Aim and Objective: Protein malonylation is a newly discovered post-translational
modification. Malonylation is known to closely be associated with type 2 diabetes and to play its
regulatory role in fatty acid oxidation and the associated genetic disease. Identifying protein
malonylations might lay a solid foundation to explore malonylation function. Due to the limitations
of experimental techniques, it is a great challenge to fast and accurately identify malonylation sites.

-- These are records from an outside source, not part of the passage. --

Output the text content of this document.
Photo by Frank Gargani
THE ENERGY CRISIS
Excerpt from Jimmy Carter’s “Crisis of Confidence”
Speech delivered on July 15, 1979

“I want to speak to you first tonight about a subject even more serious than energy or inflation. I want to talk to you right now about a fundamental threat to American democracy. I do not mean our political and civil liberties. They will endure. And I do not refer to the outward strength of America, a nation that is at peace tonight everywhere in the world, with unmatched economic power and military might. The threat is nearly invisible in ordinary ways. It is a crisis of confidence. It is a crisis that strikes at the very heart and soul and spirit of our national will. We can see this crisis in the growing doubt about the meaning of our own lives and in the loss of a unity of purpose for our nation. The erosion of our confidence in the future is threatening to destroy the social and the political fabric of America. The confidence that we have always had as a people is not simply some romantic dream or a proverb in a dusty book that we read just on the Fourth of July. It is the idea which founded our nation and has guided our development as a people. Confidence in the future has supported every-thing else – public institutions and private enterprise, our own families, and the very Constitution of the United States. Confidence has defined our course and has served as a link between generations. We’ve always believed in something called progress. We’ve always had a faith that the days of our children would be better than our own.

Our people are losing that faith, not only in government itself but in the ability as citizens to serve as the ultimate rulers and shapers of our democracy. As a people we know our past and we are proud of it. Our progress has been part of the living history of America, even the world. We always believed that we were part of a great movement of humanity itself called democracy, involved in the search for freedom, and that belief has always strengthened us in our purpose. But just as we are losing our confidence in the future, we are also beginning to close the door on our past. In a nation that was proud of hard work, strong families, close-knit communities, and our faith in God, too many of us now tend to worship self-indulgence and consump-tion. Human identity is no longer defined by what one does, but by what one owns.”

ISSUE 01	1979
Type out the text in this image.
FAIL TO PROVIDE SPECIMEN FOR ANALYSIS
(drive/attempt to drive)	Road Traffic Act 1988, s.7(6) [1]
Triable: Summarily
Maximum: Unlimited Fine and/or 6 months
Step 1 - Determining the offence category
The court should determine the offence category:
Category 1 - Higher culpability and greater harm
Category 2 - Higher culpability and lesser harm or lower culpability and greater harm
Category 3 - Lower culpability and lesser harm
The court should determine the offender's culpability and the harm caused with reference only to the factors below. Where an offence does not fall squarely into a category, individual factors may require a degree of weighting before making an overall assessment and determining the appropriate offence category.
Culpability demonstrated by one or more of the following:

Methods: We proposed a computational method to predict malonylation sites and to analyze
malonylation pattern. We firstly extracted protein segments so that the lysine is at the center of each
segment. Then, each segment was encoded by the pseudo amino acid compositions. The support
vector machine classifier trained by a training dataset was built to distinguish malonylation sites
from non-malonylation ones.
Results: The leave-one-out test on the training dataset reached the accuracy of 0.7733, and the
independent test on the testing dataset got 0.8889. Furthermore, the classifier also successfully
identified 144 of 160 putative malonylation sites. Analyses on the differences between malonylation
and non-malonylation segments implicated that lysine malonylation should follow a specific pattern,
e.g. lysine with its neighbors being Glycine and Alanine might be more likely to be malonylated.
Therefore, the proposed method is expected to be a promising tool to identify malonylation sites.